Our findings substantiate the hypothesis of an ancient connection between the different populations of the Franco-Cantabrian region and a further genetic link to the Mesolithic populations of the area. Previous mtDNA data strongly suggested that the migrations that repopulated much of western and northern Europe originated from southwestern Europe, essentially from the Franco-Cantabrian refuges [7], [8]. According to these studies, the resettlement of Europe would have basically involved haplogroups V, H1, H3 and U5b, which would have arisen in the region. As we have seen, in this study we could identify the existence of some specific maternal lineages for haplogroups V and U5b. Yet, because U5b1f, J1c5c and V22 seem to be autochthonous lineages, their potential role in the Paleolithic expansion processes is difficult to ascertain. Unfortunately, the European mtDNA landscape still remains partially unexplored at the level of complete mtDNA genomes, so it is neither possible to track the geographic distribution of any specific lineage across Europe at the highest level of resolution nor to find a definite genetic connection with any other European population. In this regard, dissection of haplogroup H, the predominant clade of European populations, has evidenced the urgent need for a thorough revision of each phylogenetic group to decipher the real distribution pattern of the maternal gene pool [26]. A plausible scenario to account for the lack of clear geographic distribution patterns could be linked to large-scale human migrations in Europe, documented by both the archaeological records and historical accounts. The numerous and repeated regional migratory waves since the Neolithic era might have had the same impact on the European gene pool as the Mesolithic-Neolithic transition [50]. Therefore, post-Neolithic migrations and the potential effect of stochastic evolutionary processes could partially account for the extinction of some specific mitochondrial lineages in Europe, whereas the demographic events could have affected, to a lesser extent, the populations living in the Franco-Cantabrian fringe.

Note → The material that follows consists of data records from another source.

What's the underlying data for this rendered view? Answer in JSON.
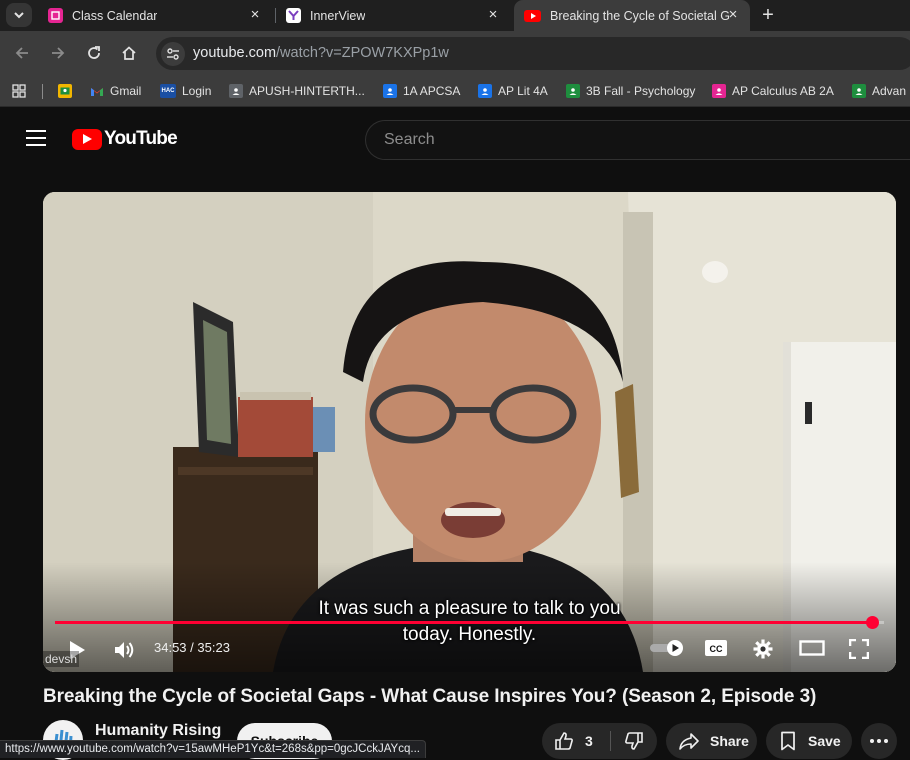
{
  "browser": {
    "tabs": [
      {
        "title": "Class Calendar",
        "active": false
      },
      {
        "title": "InnerView",
        "active": false
      },
      {
        "title": "Breaking the Cycle of Societal G",
        "active": true
      }
    ],
    "address": {
      "host": "youtube.com",
      "path": "/watch?v=ZPOW7KXPp1w"
    },
    "bookmarks": [
      {
        "label": "",
        "icon": "classroom-icon"
      },
      {
        "label": "Gmail",
        "icon": "gmail-icon"
      },
      {
        "label": "Login",
        "icon": "hac-icon",
        "badge": "HAC"
      },
      {
        "label": "APUSH-HINTERTH...",
        "icon": "classroom-icon"
      },
      {
        "label": "1A APCSA",
        "icon": "classroom-icon"
      },
      {
        "label": "AP Lit 4A",
        "icon": "classroom-icon"
      },
      {
        "label": "3B Fall - Psychology",
        "icon": "classroom-icon"
      },
      {
        "label": "AP Calculus AB 2A",
        "icon": "classroom-icon"
      },
      {
        "label": "Advan",
        "icon": "classroom-icon"
      }
    ],
    "status_url": "https://www.youtube.com/watch?v=15awMHeP1Yc&t=268s&pp=0gcJCckJAYcq..."
  },
  "youtube": {
    "logo_text": "YouTube",
    "search_placeholder": "Search"
  },
  "player": {
    "captions": [
      "It was such a pleasure to talk to you",
      "today. Honestly."
    ],
    "time_current": "34:53",
    "time_total": "35:23",
    "progress_fraction": 0.986,
    "watermark": "devsh",
    "cc_label": "CC"
  },
  "video": {
    "title": "Breaking the Cycle of Societal Gaps - What Cause Inspires You? (Season 2, Episode 3)",
    "channel": "Humanity Rising",
    "subscribe_label": "Subscribe",
    "likes": "3",
    "share_label": "Share",
    "save_label": "Save"
  },
  "colors": {
    "accent": "#ff0033",
    "youtube_red": "#ff0000"
  }
}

This study provides the most complete autochthonous mtDNA phylogeny of the Franco-Cantabrian region constructed to date, which has allowed the identification and characterization of several haplogroups specific to the human groups inhabiting this geographic area. As such, we propose maternal lineages U5b1f, J1c5c1 and V22 as autochthonous of the Franco-Cantabrian region and, more specifically, of the Basque population. Findings on haplogroup distribution increase the number of autochthonous female genetic lineages of the region known hitherto. The cluster of specific haplogroups with a putative pre-Neolithic origin (including H lineages) accounts by now for at least 35% of the mtDNA variation in the targeted area, which substantiates the claim of a predominant Paleolithic genetic substrate in extant European populations. Overall, these results give further support to the notion that the autochthonous populations currently inhabiting this region show perceptible signals of genetic continuity with Mesolithic hunter-gatherer groups that took refuge in the Franco-Cantabrian fringe during the last glacial and postglacial periods of Europe.

Materials and Methods

We sampled an extensive collection of 487 autochthonous individuals from different Basque regions. Selection criteria were mainly the Basque origin of the surnames of the voluntary donors, and the geographical origins of their parents and grandparents within the Basque area. Participants were carefully selected by the authors in the field to avoid inclusion of relatives in the sample. As for Ethics Statement, the study met with the approval of the Health Department of the Government of the Chartered Community of Navarre and the Scientific and Ethical Committee of the Basque Biobank for Research-OEHUN. All the samples were obtained under approved protocols according to the Declaration of Helsinki from individuals who gave their written informed consent prior to their inclusion in the study. These samples corresponded to four different regions from the Iberian Peninsula (Biscay, Guipuzcoa, Alava and northern Navarre) and Iparralde (French Basque Country). Owing to the historical evolution of the Basque language, especially in the Spanish Basque territory, we did not consider a prerequisite that donors and their ancestors had Basque as mother tongue.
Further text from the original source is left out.